I was pretty shy, not very worldly and certainly not much to look at, she said. But, it turns out the other players were having pretty much the same feelings..especially being homesick. It wasn’t long before they made the most of those long grueling bus rides from town to town by singing songs and enjoying the fix they all shared.
No doubt the biggest thrill of Aggie’s professional baseball career was the chance to play a three inning exhibition game against the Chicago Colleens at Yankee Stadium in New York to help promote the league. Can you imagine, this Northwest, Iowa farm girl strutting out to the mound of the most famous Major League ball park in the country to pitch in actual competition? She confessed to me that she was so nervous she hardly remembers the experience. Especially disconcerting was the fact she was going to have to throw five and a half feet farther..the difference from the rubber to home plate in a Major League park. But she settled in and even though the Colleens won the game, she got to meet the likes of Casey Stengel, Yogi Berra, Joe DiMaggio and a bunch of other New York Yankees who she remembered as being, “really nice.”

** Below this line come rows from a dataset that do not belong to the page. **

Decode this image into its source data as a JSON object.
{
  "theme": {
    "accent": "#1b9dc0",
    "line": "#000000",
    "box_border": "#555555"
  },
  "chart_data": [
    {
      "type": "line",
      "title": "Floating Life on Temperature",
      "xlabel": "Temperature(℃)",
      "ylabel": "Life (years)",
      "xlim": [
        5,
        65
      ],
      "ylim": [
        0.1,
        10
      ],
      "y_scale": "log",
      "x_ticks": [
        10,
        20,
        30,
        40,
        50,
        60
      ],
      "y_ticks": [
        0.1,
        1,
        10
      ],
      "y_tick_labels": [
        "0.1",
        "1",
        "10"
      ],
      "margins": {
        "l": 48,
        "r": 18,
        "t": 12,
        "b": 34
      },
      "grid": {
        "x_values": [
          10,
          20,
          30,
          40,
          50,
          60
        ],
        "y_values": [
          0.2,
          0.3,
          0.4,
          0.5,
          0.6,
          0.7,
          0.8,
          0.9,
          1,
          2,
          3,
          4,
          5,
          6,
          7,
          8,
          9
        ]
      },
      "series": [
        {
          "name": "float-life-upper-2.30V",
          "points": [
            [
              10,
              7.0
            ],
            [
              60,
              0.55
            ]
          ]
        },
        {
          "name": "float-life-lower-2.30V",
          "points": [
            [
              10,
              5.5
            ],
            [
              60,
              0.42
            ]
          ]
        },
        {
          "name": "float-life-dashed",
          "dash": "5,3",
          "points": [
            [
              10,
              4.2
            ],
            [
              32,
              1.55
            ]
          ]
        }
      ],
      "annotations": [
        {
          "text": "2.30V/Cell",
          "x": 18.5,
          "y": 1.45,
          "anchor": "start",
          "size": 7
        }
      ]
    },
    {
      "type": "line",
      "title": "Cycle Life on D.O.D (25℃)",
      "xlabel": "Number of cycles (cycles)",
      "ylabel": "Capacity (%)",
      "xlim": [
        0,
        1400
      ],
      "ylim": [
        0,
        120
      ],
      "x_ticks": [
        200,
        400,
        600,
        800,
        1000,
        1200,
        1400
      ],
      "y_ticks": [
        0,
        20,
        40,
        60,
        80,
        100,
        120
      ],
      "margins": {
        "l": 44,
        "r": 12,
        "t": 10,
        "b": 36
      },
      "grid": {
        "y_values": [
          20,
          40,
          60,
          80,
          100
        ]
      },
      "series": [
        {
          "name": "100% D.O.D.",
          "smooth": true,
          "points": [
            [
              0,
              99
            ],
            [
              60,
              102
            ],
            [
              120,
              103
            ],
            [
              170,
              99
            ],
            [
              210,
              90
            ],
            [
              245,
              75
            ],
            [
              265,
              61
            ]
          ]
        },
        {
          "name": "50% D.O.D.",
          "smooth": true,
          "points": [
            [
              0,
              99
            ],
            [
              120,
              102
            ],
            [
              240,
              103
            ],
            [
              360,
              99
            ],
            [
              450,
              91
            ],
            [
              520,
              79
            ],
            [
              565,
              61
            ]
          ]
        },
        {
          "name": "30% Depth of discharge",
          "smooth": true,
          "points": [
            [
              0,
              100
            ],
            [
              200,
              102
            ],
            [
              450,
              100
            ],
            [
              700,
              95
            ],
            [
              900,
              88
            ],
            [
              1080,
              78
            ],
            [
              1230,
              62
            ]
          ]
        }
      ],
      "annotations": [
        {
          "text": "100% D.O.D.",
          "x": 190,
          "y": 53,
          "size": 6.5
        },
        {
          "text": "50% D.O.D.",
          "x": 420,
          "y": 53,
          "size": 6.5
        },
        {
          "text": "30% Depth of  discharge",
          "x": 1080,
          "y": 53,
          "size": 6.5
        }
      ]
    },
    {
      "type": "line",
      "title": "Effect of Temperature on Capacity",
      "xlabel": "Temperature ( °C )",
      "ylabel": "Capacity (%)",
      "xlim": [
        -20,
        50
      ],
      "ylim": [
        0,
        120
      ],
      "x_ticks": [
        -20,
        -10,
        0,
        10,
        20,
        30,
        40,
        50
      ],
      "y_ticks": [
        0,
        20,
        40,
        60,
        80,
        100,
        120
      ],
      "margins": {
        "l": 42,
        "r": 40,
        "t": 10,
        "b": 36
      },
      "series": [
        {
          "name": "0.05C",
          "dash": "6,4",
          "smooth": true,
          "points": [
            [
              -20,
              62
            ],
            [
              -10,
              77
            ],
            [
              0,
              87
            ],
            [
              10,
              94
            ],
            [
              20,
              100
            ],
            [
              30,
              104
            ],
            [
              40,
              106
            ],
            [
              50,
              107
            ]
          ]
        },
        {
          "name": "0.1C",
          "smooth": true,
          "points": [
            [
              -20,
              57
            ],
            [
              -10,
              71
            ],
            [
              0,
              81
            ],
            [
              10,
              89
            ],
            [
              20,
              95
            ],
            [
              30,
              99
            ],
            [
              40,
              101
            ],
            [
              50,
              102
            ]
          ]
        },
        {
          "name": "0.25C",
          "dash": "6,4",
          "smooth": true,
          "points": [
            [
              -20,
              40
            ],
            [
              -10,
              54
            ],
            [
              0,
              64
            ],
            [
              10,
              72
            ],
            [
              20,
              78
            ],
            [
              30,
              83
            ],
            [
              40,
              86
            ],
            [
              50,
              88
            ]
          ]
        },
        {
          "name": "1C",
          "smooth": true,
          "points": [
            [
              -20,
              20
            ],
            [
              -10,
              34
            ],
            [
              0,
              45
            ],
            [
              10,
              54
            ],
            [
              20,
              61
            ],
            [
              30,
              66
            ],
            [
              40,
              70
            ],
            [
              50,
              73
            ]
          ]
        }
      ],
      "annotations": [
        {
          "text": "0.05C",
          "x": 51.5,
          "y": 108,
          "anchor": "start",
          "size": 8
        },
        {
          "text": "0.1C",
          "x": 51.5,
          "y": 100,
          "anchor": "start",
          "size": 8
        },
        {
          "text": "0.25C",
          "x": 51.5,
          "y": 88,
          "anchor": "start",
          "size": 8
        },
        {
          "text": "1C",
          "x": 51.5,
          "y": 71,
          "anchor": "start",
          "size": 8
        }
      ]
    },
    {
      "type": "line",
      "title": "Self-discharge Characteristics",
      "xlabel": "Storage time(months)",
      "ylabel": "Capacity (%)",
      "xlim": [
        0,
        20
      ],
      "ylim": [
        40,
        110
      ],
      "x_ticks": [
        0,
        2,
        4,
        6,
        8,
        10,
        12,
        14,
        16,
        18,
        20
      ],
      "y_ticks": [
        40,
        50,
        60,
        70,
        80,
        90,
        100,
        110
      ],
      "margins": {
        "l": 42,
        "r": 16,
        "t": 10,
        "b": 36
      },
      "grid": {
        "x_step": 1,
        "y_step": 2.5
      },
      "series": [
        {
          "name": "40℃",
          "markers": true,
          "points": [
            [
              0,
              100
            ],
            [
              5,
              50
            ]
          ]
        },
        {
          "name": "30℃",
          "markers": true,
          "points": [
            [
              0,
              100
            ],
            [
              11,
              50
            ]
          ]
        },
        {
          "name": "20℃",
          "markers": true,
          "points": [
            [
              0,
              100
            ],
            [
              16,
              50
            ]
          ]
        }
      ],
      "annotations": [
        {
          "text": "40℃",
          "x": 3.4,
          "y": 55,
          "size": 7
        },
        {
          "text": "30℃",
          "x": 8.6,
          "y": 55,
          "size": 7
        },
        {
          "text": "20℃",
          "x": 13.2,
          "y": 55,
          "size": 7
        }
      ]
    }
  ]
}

Aggie later signed with the Kalamazoo Lassies where she stayed for most of the next three seasons..including her best in 1953 when she went 10 and 9 with a 3.7 earned run average.

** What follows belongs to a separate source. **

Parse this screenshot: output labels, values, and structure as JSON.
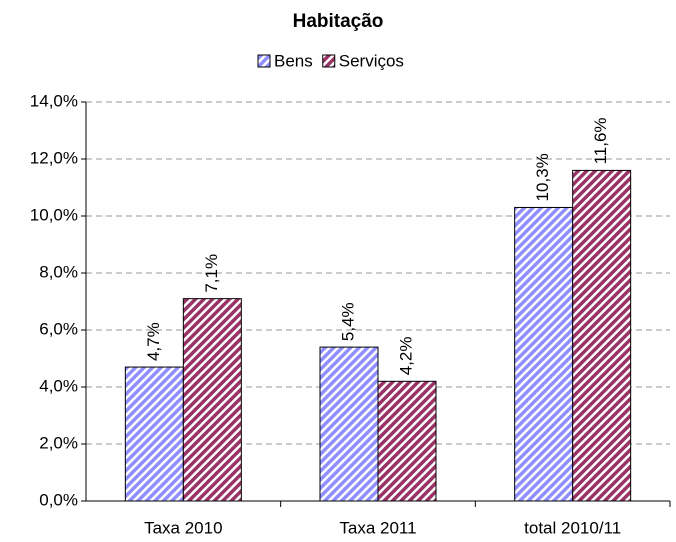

But she could see the future of the league wasn’t looking too bright which is why she’d been going to college during the off seasons and by the time she’d hung up her cleats for the last time at the end of ’53, she had enough credits to start teaching physical education and later a life long career in physical therapy; retiring at the age of 69.
It was clear that Agnes Allen was tickled to be giving interviews in connection with the movie “A League Of Their Own” not so much for her own glorification but to share how the experience brought her and so many other post war young women out of their shell; giving them a can-do attitude..a life filled with the desire to push their limits, face all kinds of challenges, enjoy the rewards and just plain have fun..without a man.
Aggie Allen Died in 2012 at the age of 81.
Too bad there’s no mention of her baseball career on her headstone at Alvord’s St. Mary’s Cemetery.
There IS, however, a pretty nice tribute at the National Baseball Hall of Fame in Cooperstown, New York.